I laughed so hard I almost fell out of my chair.
For only $1-$3 a day you, too, can have that smoky, sultry look appropriate for office/home/school wear. Available in animal prints and camouflage, too (not kidding).
Be sure to have the volume on.
Peace!
9 comments:
oh dear god...it takes longer to apply, smooth, blend, set, whatever than it woud to take one of those puny sponge appicators and slap it onto your lid.
Have we become this lazy? You know some poor woman with zero self-esteem is looking at that right now thinking, "My, I could have perfect eyes."
Personally, I would mess up at step one: center over lid. My anal retentiveness would require that I measure to find true center... forget all of the other steps.
NOT.
That is fucking hilarious! I love how they show you where to place them. Like you'd put it on your ass by accident.
Gee...I don't know how I ever lived without this! ;)
And this is supposed to save me time somehow? It looks complicated and stupid. No thanks.
Saw this a long time ago on Oprah....it's still weird!
Riot Kitty,
Now be fair--if we have to have disclaimers on hot cups of coffee to ensure that the general population realizes that the contents might scald your privates, then we probably need to ensure that whoever is taken in by this knows not to rub them on their ass cheeks; although, that might actually be more attractive . . .

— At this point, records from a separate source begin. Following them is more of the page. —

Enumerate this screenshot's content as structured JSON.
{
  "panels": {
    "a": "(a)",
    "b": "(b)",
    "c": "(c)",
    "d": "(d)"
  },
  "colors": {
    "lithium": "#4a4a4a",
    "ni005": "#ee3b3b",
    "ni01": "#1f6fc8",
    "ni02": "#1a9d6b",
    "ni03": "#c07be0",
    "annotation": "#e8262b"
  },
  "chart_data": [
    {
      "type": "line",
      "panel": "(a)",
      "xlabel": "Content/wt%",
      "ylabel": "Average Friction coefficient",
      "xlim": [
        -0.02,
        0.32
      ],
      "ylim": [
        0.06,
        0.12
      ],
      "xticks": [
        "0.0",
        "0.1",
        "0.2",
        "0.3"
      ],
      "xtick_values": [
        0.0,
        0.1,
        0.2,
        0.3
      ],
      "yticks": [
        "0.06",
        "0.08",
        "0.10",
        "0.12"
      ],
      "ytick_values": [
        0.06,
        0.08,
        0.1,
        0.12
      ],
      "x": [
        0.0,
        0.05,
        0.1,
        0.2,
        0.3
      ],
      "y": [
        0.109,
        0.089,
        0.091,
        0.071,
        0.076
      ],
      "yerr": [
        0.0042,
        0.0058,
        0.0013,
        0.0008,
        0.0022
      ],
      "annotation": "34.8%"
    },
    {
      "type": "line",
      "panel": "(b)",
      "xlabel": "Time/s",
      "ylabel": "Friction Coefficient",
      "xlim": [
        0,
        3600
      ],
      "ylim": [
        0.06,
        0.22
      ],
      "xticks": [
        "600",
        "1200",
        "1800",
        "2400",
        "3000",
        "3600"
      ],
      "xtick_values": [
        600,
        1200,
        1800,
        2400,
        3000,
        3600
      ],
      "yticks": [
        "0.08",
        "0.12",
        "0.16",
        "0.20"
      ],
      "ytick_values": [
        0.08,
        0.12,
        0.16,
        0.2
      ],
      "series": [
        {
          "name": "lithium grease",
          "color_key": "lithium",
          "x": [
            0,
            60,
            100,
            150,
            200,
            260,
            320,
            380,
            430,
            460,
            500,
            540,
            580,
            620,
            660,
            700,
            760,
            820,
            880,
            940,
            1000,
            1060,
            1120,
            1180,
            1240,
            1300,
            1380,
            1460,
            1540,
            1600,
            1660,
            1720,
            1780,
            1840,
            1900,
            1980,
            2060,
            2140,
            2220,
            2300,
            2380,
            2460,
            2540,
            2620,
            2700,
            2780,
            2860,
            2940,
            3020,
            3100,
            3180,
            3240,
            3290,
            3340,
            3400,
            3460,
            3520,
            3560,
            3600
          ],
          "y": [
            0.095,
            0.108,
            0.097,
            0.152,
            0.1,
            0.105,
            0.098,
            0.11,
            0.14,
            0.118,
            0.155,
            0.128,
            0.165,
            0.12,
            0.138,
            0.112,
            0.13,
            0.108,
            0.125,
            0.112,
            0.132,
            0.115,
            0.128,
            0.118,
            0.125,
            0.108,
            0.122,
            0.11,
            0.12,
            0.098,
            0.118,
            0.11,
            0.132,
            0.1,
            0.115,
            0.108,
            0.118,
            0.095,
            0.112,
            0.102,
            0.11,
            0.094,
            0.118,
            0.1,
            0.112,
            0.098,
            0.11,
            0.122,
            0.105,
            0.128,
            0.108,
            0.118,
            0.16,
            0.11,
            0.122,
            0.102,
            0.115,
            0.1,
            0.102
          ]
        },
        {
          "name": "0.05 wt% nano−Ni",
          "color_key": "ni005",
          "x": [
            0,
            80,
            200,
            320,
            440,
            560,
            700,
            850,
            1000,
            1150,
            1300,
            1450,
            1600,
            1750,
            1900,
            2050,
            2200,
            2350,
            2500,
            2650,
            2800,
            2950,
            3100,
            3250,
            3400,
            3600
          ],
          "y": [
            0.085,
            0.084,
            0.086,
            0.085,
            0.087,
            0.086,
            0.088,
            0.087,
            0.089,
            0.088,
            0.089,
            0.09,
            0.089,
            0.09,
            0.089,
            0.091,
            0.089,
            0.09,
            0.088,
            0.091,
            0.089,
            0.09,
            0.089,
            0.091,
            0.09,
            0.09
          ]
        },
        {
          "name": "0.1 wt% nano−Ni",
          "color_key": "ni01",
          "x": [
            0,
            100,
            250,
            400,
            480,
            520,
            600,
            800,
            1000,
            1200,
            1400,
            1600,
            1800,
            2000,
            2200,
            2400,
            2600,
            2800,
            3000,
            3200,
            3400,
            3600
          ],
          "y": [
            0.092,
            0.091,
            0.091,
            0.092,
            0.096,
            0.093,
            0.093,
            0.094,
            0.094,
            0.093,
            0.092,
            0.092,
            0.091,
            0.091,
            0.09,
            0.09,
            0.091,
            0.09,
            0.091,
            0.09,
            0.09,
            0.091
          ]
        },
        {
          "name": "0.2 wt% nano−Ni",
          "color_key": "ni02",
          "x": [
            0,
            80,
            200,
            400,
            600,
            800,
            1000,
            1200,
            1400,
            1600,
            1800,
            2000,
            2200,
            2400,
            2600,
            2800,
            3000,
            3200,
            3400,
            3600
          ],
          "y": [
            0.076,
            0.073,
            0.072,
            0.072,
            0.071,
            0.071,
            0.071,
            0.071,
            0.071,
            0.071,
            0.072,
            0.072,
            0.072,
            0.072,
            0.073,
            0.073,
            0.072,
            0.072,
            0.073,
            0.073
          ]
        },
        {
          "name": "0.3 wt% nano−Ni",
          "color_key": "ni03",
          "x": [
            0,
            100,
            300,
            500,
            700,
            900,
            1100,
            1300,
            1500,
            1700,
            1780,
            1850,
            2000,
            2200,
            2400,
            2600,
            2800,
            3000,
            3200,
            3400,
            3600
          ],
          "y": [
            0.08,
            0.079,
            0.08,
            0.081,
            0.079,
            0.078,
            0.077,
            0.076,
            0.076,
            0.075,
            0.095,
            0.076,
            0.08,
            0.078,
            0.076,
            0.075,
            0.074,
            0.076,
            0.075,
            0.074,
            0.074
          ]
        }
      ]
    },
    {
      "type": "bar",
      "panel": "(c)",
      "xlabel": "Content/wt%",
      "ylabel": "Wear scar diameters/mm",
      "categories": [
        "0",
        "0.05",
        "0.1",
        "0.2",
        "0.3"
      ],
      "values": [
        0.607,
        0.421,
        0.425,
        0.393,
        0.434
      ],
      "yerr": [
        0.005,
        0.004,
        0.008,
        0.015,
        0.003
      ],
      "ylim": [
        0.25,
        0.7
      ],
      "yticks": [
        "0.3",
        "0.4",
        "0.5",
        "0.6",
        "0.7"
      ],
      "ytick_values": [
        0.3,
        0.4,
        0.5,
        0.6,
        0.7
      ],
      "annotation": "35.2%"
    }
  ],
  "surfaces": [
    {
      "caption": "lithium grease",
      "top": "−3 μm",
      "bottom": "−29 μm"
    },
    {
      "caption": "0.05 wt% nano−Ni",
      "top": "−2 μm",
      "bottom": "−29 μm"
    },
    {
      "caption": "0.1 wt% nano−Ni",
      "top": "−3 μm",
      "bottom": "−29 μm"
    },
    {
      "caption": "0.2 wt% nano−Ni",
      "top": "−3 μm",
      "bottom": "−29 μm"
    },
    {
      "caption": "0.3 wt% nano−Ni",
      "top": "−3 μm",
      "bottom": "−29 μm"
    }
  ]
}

This surpasses insanity to become lunacy. Now what about someone like me who is in my mid 50's and experiencing the ever encroaching inevitability of sagging eyelids. Guess ya have to be young and purdy for it to really work...OY VEY !!!!
Anyway, I just wanted to stop by to wish you and your family a happy and healthy Thanksgiving. Hopefully this coming year will be just a little bit less insane.
Perfect for that woman who always wanted to look like a prostitute!
I found the instructions particularly enlightening...especially, "making a peace sign." Totally, dude!